As a proxy of \(\mathcal{H}\) for each augmentation method, all classifiers trained on the augmented training data by varying an augmentation rate and classification algorithms were included in a set of binary hypotheses.

Impact of multiple generators on the diversity of generated sequencing profiles

Wasserstein GAN may suffer less from mode collapse than infant GAN relying on Jensen–Shannon divergence in its loss term45. However, a single Wasserstein GAN may not be able to produce all modes of data, and it can be hypothesized that multiple Wasserstein GANs may increase the diversity of augmented sequencing profiles. To evaluate the diversity of the augmented profiles generated with multiple Wasserstein GANs, the adapted inception score is used. Originally, the inception score was introduced to evaluate the quality and diversity of generated images based on the predicted class probability distributions derived from a pre-trained Inception v3 model49. More recently, Gurumurthy et al. suggested a modified inception score considering within-class diversity of the generated data50, and this scoring method is used in the current evaluation. Also, according to the note that non-ImageNet data generator should not be evaluated by the Inception v3 classifier51, it is replaced with the best performing baseline-classifier trained only on source data. Consequently, the adapted inception score ranges from 1 to 2, and the higher the score, the better the diversity and quality of the augmented profiles.

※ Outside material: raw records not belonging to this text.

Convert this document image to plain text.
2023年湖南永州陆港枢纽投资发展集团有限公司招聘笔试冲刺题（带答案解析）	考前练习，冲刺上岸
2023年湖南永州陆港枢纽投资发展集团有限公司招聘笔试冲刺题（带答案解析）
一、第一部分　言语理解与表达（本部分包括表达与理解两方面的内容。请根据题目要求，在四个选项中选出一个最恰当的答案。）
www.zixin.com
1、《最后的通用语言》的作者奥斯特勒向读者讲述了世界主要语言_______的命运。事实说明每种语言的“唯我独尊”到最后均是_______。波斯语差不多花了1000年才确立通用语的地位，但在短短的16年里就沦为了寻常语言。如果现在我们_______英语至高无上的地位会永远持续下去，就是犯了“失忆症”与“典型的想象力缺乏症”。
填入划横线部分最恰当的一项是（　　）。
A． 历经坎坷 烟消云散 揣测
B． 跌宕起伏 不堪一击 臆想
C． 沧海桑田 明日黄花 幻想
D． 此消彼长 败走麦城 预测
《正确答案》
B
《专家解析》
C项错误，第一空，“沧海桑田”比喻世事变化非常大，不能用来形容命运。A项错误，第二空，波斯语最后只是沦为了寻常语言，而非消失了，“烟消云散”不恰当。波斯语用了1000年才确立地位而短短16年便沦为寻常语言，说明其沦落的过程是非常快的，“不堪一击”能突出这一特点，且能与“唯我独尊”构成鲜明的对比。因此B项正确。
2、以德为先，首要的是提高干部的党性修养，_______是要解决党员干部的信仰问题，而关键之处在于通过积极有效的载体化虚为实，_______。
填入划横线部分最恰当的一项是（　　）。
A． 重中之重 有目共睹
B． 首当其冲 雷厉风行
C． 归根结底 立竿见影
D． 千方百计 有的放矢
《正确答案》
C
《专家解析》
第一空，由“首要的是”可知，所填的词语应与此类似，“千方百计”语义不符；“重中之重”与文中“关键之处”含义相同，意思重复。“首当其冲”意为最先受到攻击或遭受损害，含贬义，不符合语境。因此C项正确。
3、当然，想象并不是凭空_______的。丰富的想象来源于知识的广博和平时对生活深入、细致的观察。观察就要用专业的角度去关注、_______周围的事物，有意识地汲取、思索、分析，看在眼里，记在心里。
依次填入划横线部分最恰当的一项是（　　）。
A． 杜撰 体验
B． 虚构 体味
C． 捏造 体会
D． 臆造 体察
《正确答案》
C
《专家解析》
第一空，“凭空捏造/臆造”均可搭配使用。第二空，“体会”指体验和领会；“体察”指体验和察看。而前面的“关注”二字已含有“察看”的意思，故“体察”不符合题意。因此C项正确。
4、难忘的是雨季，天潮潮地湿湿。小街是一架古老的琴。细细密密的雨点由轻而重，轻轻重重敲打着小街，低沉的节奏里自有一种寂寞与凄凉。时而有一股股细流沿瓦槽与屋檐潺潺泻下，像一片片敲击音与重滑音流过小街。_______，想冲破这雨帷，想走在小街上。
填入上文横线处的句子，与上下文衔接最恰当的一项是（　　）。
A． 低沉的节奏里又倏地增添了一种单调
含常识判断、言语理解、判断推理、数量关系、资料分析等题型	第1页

t-SNE visualization of the augmented data

To visualize how augmented data is arranged in a high-dimensional space, the augmented data along with source and test data was embedded into a 2-dimensional space using t-SNE. Also, a class-specific boundary of the source data cluster facing the test data cluster in the embedded space was drawn with one or two straight lines through the outermost data points of the source data cluster.

Progression-free survival analysis

The Kaplan–Meier plots were drawn to conduct progression-free survival analysis for predicted responder and non-responder patients. For each classifier, a receiver operating characteristic (ROC) curve was used to determine the cut-off value of predictions. The closest point from (0, 1) on the ROC curve was chosen, at which the threshold well balancing true positive rate and false-positive rate is identified. The log-rank test was used to validate statistical significance.